[KLUG Members] NFS / server tuning for mail storage?

Bruce Smith bruce at armintl.com
Thu Jun 16 16:20:31 EDT 2005


Cyrus-IMAP solves the problem by keeping each message as a separate
file, that way the system doesn't have to read through one huge mbox
file (the entire folder) each time to read/delete/move a single email.

 - BS



> Having solved my courier-imap/vmailmgr, then having moved to qmail-ldap
> with courier-imap/pop3, I'm getting farther along in my testing and
> noticing that when mailboxes get larger than a few thousand messages,
> the mailbox is effectively useless.
> 
> The server will either spend time with imapd at about 10% usage, with it
> waiting on the network, or imapd will take up ALL the cpu, and spin for
> quite some time.
> 
> My configuration is this:
> 
> Netapp, with gigabit connection to the switch.
> 
> Server: 800 MHz serverblade, 512 MB RAM, 100Mbit connection to switch.
> 
> -
> My plans are to use LVS and balance say, 3 to 4 servers from the 800 to
> 1200 MHz range handling mail services, with them all connecting to the
> netapp back end via NFS.
> 
> But my fear is that people are going to have huge mailboxes, imapd will
> sit for minutes on end, the users will get frustrated, and then complain.
> 
> Are there more effective NFS options for these servers to use?  Right
> now, I'm using soft, noatime, tcp as my options.

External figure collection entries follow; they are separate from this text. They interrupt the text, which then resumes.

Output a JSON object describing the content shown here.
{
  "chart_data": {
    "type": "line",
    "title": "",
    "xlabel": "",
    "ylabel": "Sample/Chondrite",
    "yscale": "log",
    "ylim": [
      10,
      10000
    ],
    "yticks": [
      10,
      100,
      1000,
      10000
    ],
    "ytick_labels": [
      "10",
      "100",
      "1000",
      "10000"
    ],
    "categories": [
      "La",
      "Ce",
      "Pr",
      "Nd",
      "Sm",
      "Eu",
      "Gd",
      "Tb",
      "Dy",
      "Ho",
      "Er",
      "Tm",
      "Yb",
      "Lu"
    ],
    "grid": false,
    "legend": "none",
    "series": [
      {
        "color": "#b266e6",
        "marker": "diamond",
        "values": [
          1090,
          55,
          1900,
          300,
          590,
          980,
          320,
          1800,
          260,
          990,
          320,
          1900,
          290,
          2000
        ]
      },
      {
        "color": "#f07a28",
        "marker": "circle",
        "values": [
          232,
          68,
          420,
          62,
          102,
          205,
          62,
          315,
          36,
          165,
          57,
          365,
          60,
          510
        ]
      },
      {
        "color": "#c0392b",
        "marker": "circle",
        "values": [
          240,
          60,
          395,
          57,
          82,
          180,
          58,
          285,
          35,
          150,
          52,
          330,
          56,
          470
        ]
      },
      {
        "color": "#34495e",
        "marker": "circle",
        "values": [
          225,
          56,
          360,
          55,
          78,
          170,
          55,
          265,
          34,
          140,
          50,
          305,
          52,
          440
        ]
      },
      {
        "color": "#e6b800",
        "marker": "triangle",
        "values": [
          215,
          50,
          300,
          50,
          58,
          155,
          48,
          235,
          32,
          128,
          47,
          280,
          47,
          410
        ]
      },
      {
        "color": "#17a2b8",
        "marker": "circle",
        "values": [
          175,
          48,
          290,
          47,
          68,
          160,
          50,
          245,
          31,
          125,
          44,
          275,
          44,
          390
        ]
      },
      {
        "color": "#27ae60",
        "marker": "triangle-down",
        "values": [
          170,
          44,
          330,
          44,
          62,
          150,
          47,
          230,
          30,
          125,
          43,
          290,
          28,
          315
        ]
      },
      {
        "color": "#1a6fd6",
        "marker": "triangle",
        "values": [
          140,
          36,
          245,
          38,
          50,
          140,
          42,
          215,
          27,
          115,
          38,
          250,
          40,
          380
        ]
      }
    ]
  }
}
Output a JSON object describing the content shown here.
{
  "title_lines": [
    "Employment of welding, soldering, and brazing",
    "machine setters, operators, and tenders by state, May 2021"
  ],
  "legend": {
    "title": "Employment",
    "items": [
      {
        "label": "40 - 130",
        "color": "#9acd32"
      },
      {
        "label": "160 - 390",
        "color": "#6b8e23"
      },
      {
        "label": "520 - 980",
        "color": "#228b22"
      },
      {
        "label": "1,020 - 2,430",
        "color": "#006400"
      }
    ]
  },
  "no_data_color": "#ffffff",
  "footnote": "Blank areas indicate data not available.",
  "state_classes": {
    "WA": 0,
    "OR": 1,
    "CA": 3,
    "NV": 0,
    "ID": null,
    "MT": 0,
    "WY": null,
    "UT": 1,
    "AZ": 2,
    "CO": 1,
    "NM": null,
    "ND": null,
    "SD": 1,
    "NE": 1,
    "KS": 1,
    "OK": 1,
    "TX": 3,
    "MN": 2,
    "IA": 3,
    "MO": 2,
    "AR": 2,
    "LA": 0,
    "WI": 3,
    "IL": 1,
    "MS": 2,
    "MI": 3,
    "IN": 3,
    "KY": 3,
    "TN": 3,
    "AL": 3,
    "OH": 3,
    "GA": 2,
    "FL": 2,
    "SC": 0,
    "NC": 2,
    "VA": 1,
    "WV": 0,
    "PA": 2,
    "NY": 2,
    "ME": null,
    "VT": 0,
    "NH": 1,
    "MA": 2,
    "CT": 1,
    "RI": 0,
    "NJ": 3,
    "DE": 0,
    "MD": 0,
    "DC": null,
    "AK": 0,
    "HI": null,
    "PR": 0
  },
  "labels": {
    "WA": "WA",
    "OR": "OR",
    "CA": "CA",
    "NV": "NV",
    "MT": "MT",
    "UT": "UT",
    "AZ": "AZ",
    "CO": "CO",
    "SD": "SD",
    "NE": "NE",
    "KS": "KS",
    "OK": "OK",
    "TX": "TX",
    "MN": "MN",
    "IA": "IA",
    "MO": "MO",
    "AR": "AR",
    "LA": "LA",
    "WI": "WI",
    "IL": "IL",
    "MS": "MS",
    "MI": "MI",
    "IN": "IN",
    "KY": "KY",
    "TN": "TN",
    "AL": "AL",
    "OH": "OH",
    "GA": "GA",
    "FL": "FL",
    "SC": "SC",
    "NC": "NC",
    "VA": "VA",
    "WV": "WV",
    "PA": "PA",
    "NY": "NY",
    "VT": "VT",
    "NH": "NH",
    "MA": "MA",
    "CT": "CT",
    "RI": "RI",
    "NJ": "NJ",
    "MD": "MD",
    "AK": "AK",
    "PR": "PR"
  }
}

I don't know if using
> TCP is any *faster*, or if setting the rsize or wsize will help any either.
> 
> Furthermore, should I be splitting up my services? The 1200 MHz systems
> will have 1 G of ram instead of 512, should I use those for imap/pop
> processing and the slower, 800 MHz systems for SMTP?
> 
> Any ideas would be most appreciated. I've worked pretty hard on this,
> and I'm wondering if there's a fundamnetal speed problem that I won't be
> able to overcome with more serverblades, or if there's other ways I
> could squeak more performance out of them.